The National Security Agency is funding research into harvesting information people post about themselves on social networks and online communities and could possibly combine these with other data to build extensive personal individual profiles. Sounds like a big brotherish conspiracy theory but the Centre for Research on Globalisation that published this article states the New Scientist as it sources. We know who you are hAcKEr345!


Social Media: Big Numbers

From ComScore Media Metrix, unique visitors in may 2006:

  1. MYSPACE.COM: 51,441,000
  2. Classmates.com: 14,792,000
  3. FACEBOOK.COM: 14,069,000
  4. YOUTUBE.COM: 12,669,000
  5. MSN Spaces: 9,566,000
  6. XANGA.COM: 7,146,000
  7. FLICKR.COM: 5,163,000
  8. Yahoo! 360°: 4,936,000
  9. LIVEJOURNAL.COM: 3,904,000
  10. MYYEARBOOK.COM: 3,048,000
I am lazy to copy it but look at ComScore Media Metrix's press release as it also includes the top 50 websites in the US per number of unique visitors. You'll need these figures the next time you try to convice a client that there is a world outside press releases.

First seen at Steve Rubel's.


Tagfetch

Tagfetch retrieves and displays on one single page all content listed on various sites for the tag you are searching for. Handy time saver.
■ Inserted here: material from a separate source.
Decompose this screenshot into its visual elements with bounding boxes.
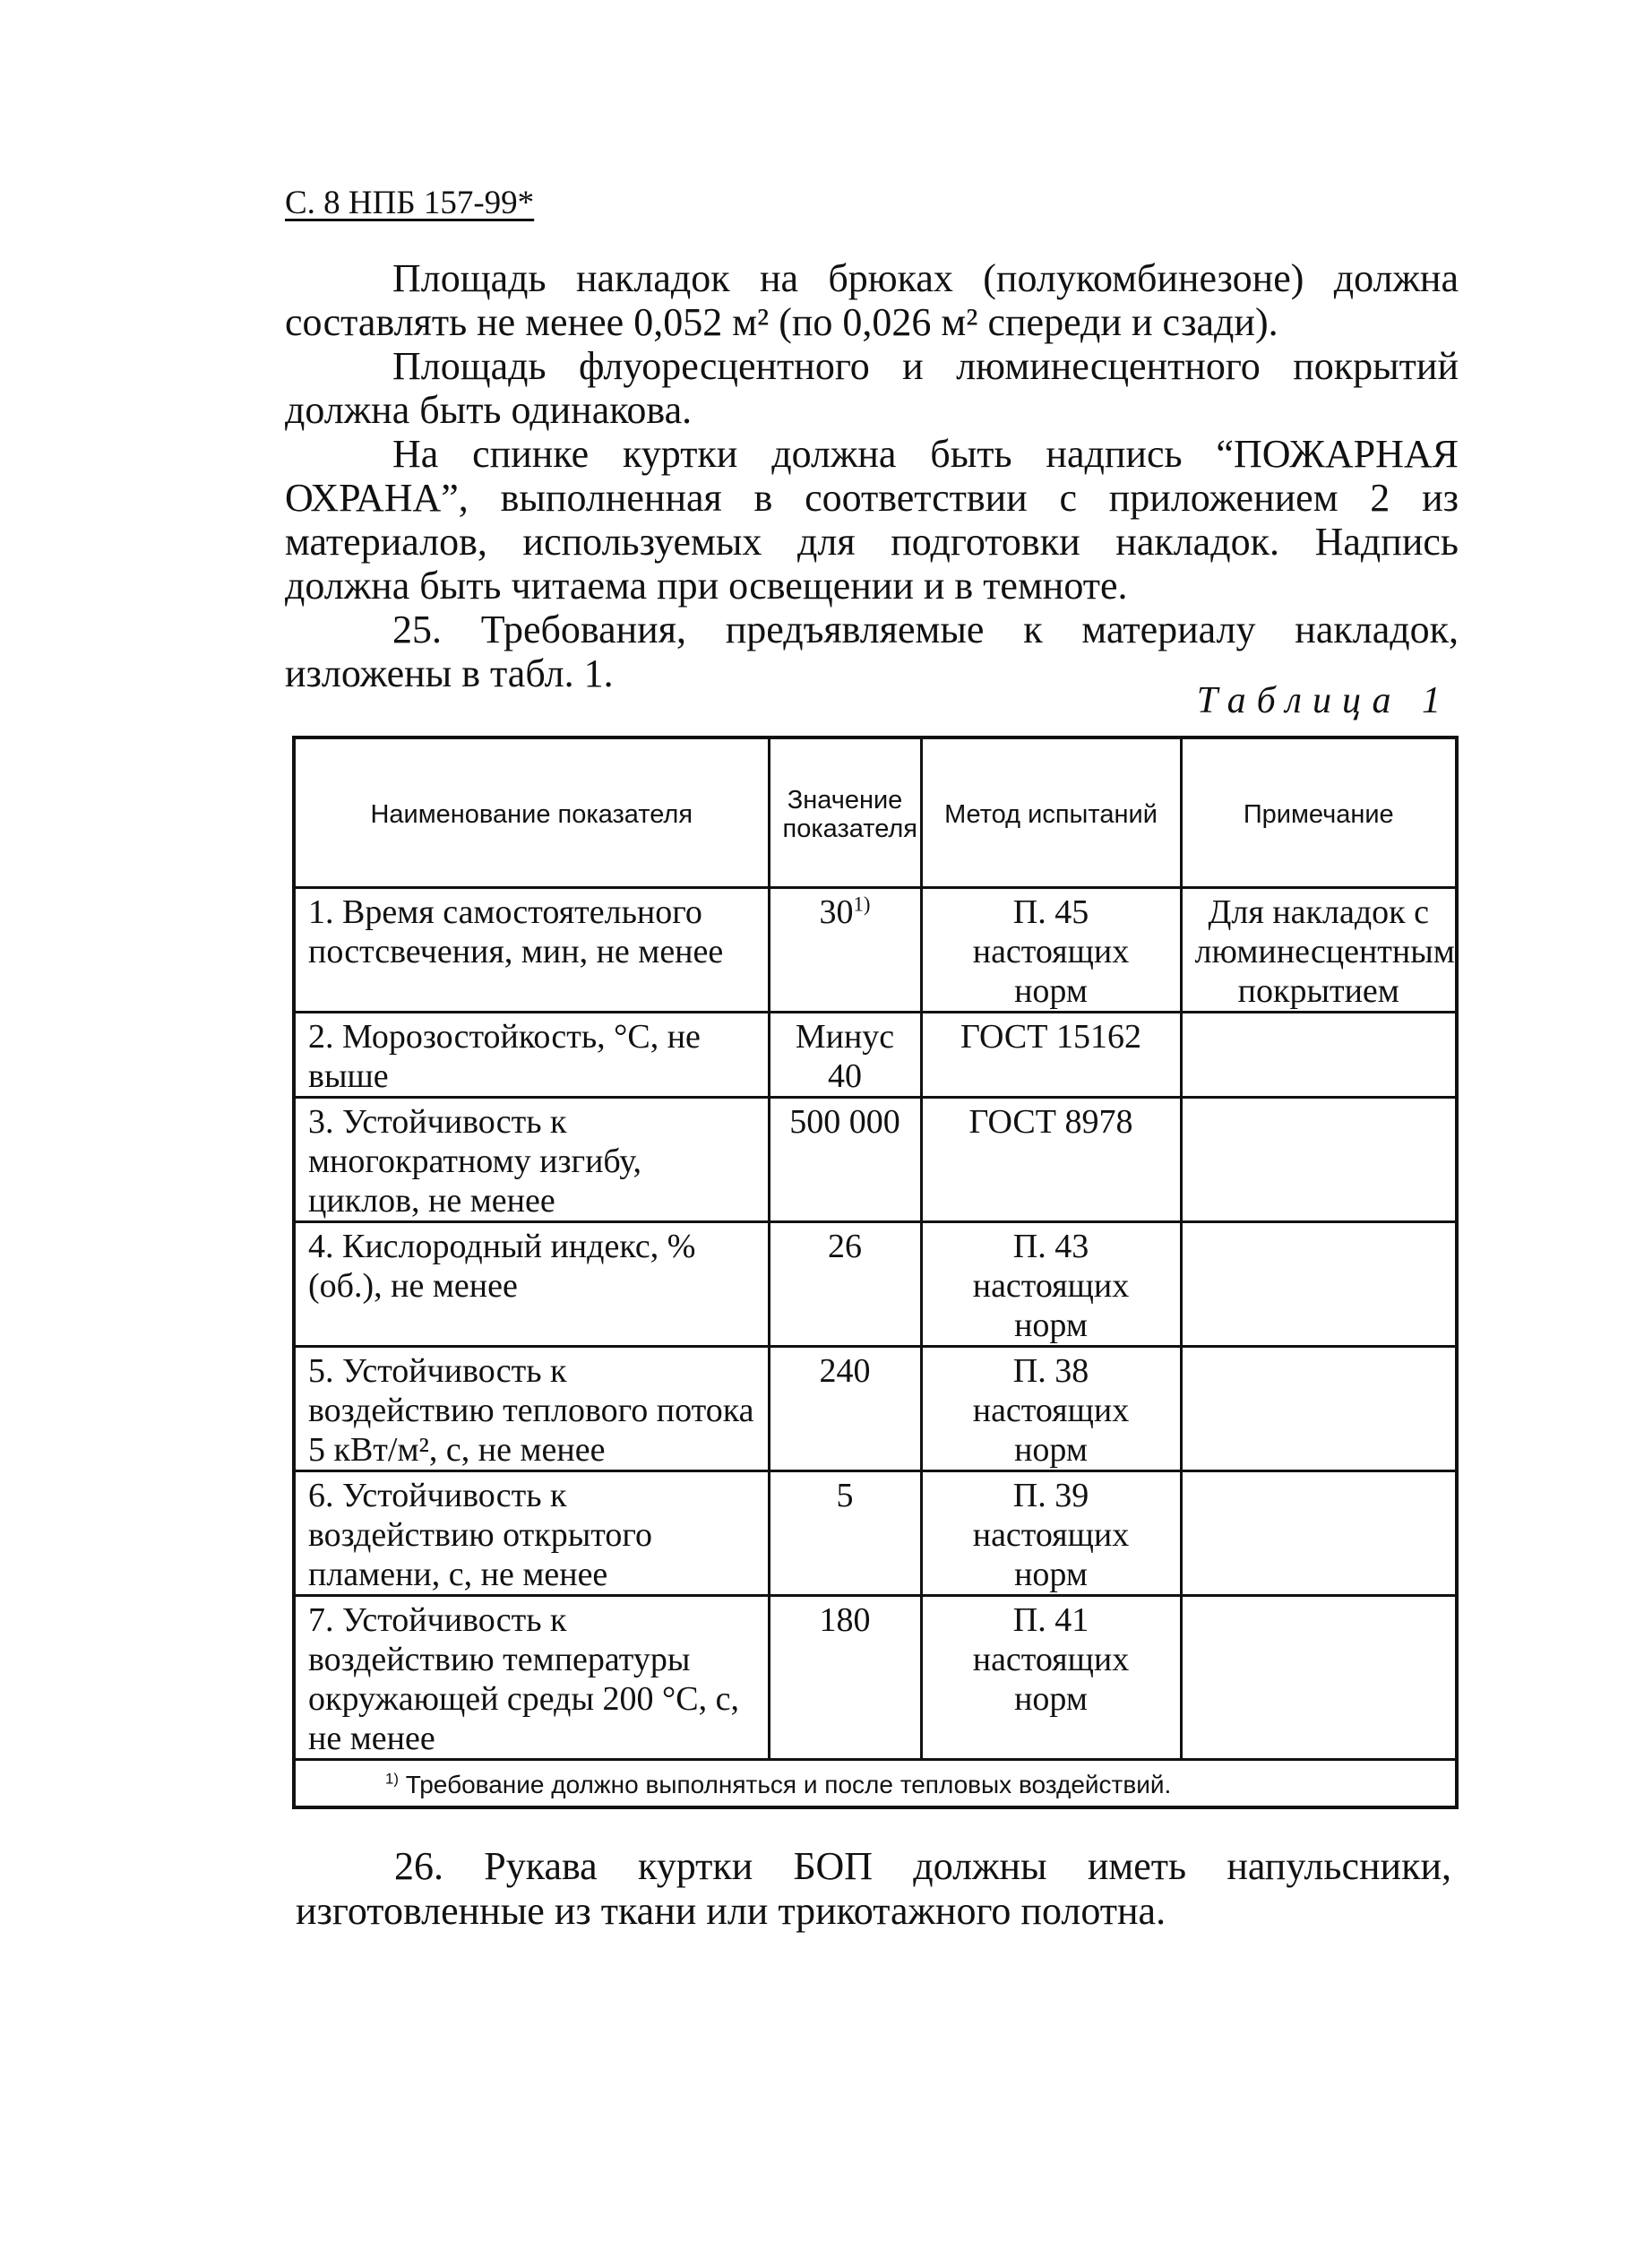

Via Steve Rubel who retrieves and displays on one single blog all new applications you are searching for. Handy time saver.

Tags:

Wednesday, June 14, 2006

Diet coke + mentos = unhappy brand managers

There has been a renewed interest in practical science recently as seen in hundreds of video clips demonstrating that if you drop a mentos into a bottle of diet coke, a natural chemical reaction occurs and turns a refreshing carbonated beverage into a spectacular geyser. The story was even featured in Monday's issue of the WSJ. Coke's reaction has not been very enthusiastic: "It's an entertaining phenomenon ... [but] doesn't fit with the brand personality of Diet Coke". I sympathise, it is a far cry for Diet Coke's more feminine and sophisticated image. But it is very entertaining. Rich Smith thinks Coca Cola should capitalise on this user generated trend instead of snubbing it.

Yet another example of consumers 2.0. derailing a campaign from traditional advertisers' carefully laid out tracks.